Back to skill
Skillv2.0.5
ClawScan security
Kite Agent Smart Wallet Permissionless Protocol V2 · ClawHub's context-aware review of the artifact, metadata, and declared behavior.
Scanner verdict
SuspiciousFeb 25, 2026, 3:02 PM
- Verdict
- suspicious
- Confidence
- medium
- Model
- gpt-5-mini
- Summary
- The skill's code implements a Telegram-controlled testnet wallet and mostly matches its description, but there are inconsistent/missing requirement declarations (env names), minor scope creep in logging and repo-push instructions, and other mismatches that warrant caution before installing or trusting secrets to it.
- Guidance
- What to consider before installing or running this skill: - Origin & trust: The skill's source is listed as unknown. Prefer code from an identified, trusted repository/author. If you don't know the author, treat the package as untrusted. - Secret handling: The bot requires a private key and a Telegram token. Do NOT use a real/mainnet/private key. Use an empty/test wallet with minimal funds. Keep secrets out of repository commits — remove or gitignore your .env before pushing. GITHUB-SETUP.md includes push instructions; follow them only after scrubbing secrets. - Env name mismatch: The two JS files expect different env var names (telegram-bot.js expects PRIVATE_KEY and TELEGRAM_BOT_TOKEN; kite-wallet.js looks for KITE_WALLET_PRIVATE_KEY).
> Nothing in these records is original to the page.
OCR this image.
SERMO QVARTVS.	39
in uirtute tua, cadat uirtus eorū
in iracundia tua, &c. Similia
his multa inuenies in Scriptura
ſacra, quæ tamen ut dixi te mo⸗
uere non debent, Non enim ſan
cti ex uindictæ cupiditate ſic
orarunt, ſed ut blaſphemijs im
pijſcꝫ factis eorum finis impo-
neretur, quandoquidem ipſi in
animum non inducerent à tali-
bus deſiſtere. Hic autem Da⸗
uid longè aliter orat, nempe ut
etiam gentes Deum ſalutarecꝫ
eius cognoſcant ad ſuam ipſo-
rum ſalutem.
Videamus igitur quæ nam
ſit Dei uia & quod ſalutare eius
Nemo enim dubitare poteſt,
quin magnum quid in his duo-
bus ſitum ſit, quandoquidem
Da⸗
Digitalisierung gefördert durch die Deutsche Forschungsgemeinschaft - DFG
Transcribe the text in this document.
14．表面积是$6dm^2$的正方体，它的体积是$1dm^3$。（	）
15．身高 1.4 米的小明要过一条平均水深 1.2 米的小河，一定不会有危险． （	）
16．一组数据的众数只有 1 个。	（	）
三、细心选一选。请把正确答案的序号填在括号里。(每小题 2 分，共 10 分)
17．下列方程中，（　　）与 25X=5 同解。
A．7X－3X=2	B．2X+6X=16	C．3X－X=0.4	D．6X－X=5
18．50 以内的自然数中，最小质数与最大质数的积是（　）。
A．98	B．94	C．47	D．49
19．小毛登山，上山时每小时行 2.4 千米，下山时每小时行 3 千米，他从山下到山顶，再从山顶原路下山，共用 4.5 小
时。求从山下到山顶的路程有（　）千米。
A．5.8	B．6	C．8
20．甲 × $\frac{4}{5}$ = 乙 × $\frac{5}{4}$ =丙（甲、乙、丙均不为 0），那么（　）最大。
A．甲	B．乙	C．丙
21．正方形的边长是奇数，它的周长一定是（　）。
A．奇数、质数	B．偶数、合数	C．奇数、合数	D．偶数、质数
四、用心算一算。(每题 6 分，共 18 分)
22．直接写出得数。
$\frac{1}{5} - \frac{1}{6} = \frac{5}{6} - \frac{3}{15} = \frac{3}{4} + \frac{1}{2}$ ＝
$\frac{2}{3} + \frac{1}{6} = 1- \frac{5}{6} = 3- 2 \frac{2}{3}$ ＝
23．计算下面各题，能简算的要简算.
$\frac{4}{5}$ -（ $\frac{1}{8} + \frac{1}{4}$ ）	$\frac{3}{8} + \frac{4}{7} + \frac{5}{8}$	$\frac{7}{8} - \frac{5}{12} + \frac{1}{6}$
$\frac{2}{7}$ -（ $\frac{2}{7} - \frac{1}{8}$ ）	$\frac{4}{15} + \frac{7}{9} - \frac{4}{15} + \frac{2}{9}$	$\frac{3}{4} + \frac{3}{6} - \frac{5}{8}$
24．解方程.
Confirm which entrypoint you run and set the correct variables. Fix the code or env names before deploying to reduce confusion. - Logging & leakage: The bot prints the wallet address to stdout. If you run this on a shared machine or CI, logs could leak sensitive info. Run in an isolated environment (local machine or container) and avoid log aggregation that might capture secrets. - Test first: Run against the Kite testnet with a throwaway key and small test funds. Verify contract addresses on the provided explorer (testnet.kitescan.ai) and confirm factory behavior before using any valuable funds. - Code audit suggestions: Inspect/patch to (1) unify env variable names; (2) avoid printing private-related info to logs; (3) ensure input validation of Telegram commands and addresses; (4) ensure userId is correctly mapped to an Ethereum address (current code passes Telegram numeric userId where an address is expected, which looks like a bug). - Safer alternatives: If you need stronger security, sign transactions offline or use a hardware wallet / dedicated signing service rather than placing a raw private key in a .env file. If you want, I can produce a short checklist and minimal code edits to reduce the biggest risks (unify env names, stop logging sensitive fields, add warnings before pushing to GitHub).
Review Dimensions
- Purpose & Capability
- noteThe stated purpose (Telegram control of a Kite AI testnet smart wallet) matches the code: telegram-bot.js and kite-wallet.js implement create/balance/session/limit/send commands and call a factory contract on the testnet RPC. However the registry/metadata claims no required env vars or primary credential while the code clearly requires a private key and Telegram bot token (inconsistent declarations).
- Instruction Scope
- concernSKILL.md and README instruct the user to set PRIVATE_KEY and TELEGRAM_BOT_TOKEN and run node telegram-bot.js — that aligns with telegram-bot.js. But kite-wallet.js expects a different env name (KITE_WALLET_PRIVATE_KEY), and both JS files log wallet.address to stdout (potentially leaking sensitive data in logs). GITHUB-SETUP.md includes steps to push the repo to GitHub — combined with .env usage this risks accidental exposure of private keys if users follow that without removing .env. The code talks to only expected endpoints (rpc-testnet.gokite.ai and api.telegram.org) and does not exfiltrate to unknown domains, but the mismatched env names and logging are scope concerns.
- Install Mechanism
- okThis is an instruction-only skill with included Node.js source and a standard package.json (ethers, dotenv). There is no remote download/install of arbitrary binaries or external archives; npm install is expected. No high-risk install URLs or extract steps are present.
- Credentials
- concernThe skill reasonably needs a private key and a Telegram bot token to operate. However the registry metadata lists no required env vars while SKILL.md and the code require PRIVATE_KEY/TELEGRAM_BOT_TOKEN (telegram-bot.js) and KITE_WALLET_PRIVATE_KEY (kite-wallet.js) — this inconsistency can lead to misconfiguration and accidental key exposure. The number of secrets requested is proportionate, but the mismatch in env names and guidance to push repositories increases risk.
- Persistence & Privilege
- okThe skill does not request always:true, does not modify other skills or system-wide settings, and runs locally as a user process. It uses standard network APIs to talk to Telegram and the testnet RPC. No persistent privileged installation behavior is present.